What's for Breakfast: French Toast Except the Crust

By Ed Bruske
aka The Slow Cook

I couldn't help being amused by the sight of how meticulously one child at my daughter's elementary school had avoided eating any of the crust off this piece of French toast.

To me, this is the perfect metaphor for how willfully kids will sometimes foil every attempt adults make to force "healthier" food on them. When all is said and done, kids will still be kids.

As I've written here many times, what I see day after day is kids throwing good food--typically vegetables and whole grains--into the trash. The reason: "It's nasty," the kids say.

So are we just throwing tax dollars drown the drain by insisting that schools put more vegetables and whole grains on kids' cafeteria trays?

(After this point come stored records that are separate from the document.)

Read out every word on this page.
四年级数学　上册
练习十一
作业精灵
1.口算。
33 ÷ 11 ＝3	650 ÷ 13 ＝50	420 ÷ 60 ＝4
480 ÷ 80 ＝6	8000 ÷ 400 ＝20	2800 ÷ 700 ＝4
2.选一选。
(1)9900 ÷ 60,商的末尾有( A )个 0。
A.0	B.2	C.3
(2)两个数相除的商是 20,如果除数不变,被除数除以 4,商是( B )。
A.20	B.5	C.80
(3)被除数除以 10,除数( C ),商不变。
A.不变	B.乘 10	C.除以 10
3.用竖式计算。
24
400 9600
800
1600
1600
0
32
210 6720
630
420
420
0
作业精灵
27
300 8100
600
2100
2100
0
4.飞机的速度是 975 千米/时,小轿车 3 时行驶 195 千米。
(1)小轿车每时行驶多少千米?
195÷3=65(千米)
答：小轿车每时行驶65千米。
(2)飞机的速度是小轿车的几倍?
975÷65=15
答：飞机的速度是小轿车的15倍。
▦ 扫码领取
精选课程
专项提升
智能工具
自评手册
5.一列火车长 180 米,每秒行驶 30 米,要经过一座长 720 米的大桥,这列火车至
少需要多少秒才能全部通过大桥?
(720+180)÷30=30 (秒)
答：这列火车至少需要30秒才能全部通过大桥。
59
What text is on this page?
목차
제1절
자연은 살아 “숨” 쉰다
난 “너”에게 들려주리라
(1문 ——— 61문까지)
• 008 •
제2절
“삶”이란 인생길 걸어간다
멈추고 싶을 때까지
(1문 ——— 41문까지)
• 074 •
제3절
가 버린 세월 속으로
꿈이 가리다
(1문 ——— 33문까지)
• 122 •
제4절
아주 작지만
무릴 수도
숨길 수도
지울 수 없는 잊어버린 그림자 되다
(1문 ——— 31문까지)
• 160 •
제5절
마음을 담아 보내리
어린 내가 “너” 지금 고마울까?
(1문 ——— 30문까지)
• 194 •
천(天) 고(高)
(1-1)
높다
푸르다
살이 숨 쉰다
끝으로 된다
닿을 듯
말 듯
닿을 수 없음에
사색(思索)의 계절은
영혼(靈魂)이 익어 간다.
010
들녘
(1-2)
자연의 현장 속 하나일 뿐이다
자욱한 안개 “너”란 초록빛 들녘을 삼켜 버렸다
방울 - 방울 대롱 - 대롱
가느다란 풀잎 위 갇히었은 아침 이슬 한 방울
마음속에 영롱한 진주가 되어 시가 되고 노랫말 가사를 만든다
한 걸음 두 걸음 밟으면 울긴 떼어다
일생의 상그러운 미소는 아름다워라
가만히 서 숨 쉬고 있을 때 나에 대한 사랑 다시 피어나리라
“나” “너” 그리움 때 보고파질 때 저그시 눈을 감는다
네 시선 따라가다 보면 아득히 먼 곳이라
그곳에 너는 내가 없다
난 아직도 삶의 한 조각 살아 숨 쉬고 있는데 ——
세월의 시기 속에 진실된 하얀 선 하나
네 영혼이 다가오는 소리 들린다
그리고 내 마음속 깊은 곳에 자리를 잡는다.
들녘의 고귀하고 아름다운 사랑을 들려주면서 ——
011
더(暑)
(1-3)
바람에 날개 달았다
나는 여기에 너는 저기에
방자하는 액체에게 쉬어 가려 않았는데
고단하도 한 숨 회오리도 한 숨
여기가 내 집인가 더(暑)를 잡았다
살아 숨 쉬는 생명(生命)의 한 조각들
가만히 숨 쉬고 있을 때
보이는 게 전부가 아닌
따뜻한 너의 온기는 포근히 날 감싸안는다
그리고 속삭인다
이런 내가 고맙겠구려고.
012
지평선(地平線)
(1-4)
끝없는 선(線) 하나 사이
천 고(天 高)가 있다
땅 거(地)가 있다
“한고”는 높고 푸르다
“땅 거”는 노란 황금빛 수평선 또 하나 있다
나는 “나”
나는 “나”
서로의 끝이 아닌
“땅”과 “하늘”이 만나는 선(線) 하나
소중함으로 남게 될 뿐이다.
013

For years, one of the biggest obstacles to better school food has been the people who run the cafeterias--the food service directors who insist "the kids won't eat it." Well, it seems they are right. But is that the end of the story? Will kids eventually eat this stuff if we just keep trying? Do we need adults in the cafeterias encouraging the kids to try different foods? Will the mere sight of sweet potatoes, broccoli and whole wheat french toast day after day somehow influence their food decisions tomorrow, the next day, years from now?

For me, this brings to mind one of the funniest lines from a great movie, Shakespeare in Love, when the theater manager is asked how the play will possibly go on when everything is falling apart.

"I don't know," he replies. "It's a mystery."

How we make school food work for kids and adults is still very much a mystery.


  1. Do you think that it would help if we had more food education programs? Not just to tell kids what is/isn't healthy, but also to give them an opportunity to try new foods. Once they've tried the food and said "it's nasty", the teacher could encourage them to describe it in better terms like "To me it tastes like dirt" or "It's too dry." Then that information could be shared with the school food services in order to improve on the preparation, etc.

  2. As a Food Service Director, thank you for finally validating what we have been saying all along.

    Without nutrition education and parental role modeling, changing school lunch is a waste of money.